What is the problem? For whom? Why does it matter? What evidence do we have? What are the realistic options? What are the trade-offs? What do we recommend? What would change our mind?

The purpose is not to create documentation for the sake of it. The purpose is to improve the quality of the reasoning before engineering, design and leadership time are spent around it.

Most companies do not have too much writing. They have too much unstructured writing and too little disciplined thinking.

"Most companies do not have too much writing. They have too much unstructured writing and too little disciplined thinking."

Writing is also a fairness mechanism

There is a final advantage that deserves more attention.

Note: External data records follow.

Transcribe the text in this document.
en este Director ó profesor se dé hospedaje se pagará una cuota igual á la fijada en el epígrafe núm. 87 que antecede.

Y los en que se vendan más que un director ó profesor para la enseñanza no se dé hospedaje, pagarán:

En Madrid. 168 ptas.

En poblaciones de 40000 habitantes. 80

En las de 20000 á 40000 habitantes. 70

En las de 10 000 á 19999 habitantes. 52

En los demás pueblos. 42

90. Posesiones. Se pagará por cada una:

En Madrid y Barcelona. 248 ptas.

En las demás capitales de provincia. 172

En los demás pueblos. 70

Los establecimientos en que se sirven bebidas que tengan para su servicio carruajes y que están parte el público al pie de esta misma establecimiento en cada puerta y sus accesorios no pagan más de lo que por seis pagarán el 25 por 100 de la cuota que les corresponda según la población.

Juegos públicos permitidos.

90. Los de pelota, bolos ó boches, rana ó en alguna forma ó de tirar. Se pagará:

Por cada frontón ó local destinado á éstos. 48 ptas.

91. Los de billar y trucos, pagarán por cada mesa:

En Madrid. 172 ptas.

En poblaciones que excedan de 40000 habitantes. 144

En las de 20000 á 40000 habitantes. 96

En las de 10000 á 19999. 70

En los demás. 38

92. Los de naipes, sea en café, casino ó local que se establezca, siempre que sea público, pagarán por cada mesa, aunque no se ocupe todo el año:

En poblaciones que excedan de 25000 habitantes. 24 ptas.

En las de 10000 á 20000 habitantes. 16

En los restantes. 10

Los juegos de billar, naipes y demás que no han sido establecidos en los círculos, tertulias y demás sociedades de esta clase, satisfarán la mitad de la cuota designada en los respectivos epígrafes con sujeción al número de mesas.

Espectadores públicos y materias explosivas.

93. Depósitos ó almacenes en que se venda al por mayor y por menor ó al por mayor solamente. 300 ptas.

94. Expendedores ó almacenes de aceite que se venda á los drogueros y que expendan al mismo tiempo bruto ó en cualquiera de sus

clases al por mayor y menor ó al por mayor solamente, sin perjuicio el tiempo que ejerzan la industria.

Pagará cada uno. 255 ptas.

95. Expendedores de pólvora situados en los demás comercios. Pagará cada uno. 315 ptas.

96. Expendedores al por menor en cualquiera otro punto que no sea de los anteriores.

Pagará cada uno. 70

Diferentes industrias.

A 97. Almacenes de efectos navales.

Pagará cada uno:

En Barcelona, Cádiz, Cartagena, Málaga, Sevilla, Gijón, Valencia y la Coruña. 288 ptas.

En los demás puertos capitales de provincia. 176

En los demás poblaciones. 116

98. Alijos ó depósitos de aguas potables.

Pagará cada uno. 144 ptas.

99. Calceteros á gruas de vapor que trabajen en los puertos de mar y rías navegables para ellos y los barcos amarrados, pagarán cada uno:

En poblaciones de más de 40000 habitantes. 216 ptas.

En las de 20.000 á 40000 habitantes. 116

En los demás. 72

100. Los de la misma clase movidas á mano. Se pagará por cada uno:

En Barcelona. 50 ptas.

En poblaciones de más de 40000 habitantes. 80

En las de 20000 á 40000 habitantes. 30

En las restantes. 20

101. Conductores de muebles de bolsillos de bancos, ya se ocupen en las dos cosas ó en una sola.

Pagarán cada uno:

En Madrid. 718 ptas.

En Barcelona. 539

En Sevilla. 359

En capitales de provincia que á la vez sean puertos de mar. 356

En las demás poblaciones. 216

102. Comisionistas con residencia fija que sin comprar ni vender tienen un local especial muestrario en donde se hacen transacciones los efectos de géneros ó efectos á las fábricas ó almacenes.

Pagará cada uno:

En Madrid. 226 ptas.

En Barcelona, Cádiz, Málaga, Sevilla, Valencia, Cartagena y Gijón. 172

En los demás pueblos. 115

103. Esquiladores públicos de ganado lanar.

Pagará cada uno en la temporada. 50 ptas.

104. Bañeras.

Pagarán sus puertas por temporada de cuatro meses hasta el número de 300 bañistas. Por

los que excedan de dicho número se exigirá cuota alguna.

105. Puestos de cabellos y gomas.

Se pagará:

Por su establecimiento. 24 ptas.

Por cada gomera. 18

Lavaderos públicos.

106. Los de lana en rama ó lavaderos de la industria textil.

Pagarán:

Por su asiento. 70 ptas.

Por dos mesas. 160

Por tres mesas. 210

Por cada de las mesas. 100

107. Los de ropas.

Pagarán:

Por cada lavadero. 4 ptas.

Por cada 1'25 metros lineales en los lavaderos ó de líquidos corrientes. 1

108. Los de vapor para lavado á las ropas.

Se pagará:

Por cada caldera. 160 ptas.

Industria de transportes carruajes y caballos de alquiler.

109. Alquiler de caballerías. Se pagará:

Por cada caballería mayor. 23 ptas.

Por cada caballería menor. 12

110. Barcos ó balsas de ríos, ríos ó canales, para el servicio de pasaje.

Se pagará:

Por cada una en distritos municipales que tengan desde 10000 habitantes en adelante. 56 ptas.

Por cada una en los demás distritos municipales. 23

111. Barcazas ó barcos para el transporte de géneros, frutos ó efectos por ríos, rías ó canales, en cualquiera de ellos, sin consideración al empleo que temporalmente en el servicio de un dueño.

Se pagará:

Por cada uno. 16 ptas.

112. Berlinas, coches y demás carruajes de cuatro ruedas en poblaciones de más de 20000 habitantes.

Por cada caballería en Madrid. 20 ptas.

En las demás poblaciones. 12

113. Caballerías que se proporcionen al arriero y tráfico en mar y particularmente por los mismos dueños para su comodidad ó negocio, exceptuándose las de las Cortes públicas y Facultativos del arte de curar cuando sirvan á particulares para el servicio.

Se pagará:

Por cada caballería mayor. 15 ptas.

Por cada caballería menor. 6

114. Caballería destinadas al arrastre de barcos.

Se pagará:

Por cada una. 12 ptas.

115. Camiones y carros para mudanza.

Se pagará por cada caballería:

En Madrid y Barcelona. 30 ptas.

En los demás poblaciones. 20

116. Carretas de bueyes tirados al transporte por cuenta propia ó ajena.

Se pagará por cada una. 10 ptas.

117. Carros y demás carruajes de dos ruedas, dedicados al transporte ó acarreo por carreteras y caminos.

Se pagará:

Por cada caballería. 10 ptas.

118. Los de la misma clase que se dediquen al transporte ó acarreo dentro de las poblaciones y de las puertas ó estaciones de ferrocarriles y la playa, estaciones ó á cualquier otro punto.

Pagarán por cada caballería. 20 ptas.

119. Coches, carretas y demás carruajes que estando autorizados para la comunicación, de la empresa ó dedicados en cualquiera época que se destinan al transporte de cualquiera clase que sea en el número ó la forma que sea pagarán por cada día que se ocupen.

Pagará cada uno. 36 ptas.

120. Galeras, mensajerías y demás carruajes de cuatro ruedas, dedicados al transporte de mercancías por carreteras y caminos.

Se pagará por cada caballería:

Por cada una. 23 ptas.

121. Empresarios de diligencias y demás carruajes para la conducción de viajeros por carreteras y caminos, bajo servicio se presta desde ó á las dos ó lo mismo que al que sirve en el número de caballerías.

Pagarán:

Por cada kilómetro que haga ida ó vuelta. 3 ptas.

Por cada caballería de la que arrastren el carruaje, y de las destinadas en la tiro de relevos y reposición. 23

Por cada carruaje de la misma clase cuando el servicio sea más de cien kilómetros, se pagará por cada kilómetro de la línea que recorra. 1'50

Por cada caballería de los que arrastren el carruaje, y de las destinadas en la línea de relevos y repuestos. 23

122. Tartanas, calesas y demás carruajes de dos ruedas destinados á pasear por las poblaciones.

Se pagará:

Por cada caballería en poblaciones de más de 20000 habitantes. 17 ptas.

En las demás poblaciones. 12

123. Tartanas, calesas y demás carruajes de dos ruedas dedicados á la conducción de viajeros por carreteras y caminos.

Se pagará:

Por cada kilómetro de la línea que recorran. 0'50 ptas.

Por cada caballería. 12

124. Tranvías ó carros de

Writing makes organisations somewhat less dependent on performance in the room.

In spoken cultures, the people with speed, confidence, status or verbal dominance often shape the outcome disproportionately. That does not necessarily mean they are right. It means they are strong live operators.

Writing helps counterbalance that. It gives the quieter but sharper thinker a chance to build a case. It gives the group a chance to evaluate logic with less distortion from charisma. It reduces the premium placed on improvisational confidence, which is not the same thing as good judgement.

It does not remove politics. Nothing does.

It does improve the ratio between argument and performance.

The standard should be simple

If a recommendation matters, write it down.

Define the problem clearly. Set out the realistic options. State what you recommend. Explain why. Show the evidence. Name the trade-offs. Be explicit about what is still unknown.

Then start the conversation.

Not because writing is sacred, but because complex work deserves better than vague verbal confidence and undeclared assumptions. Research on writing, reflective practice and cognitive offloading all points in roughly the same direction: externalising thought can improve immediate performance and, when done reflectively, strengthen critical thinking and decision quality.

Good decisions start in writing.

And most organisations would make better ones if they admitted that sooner.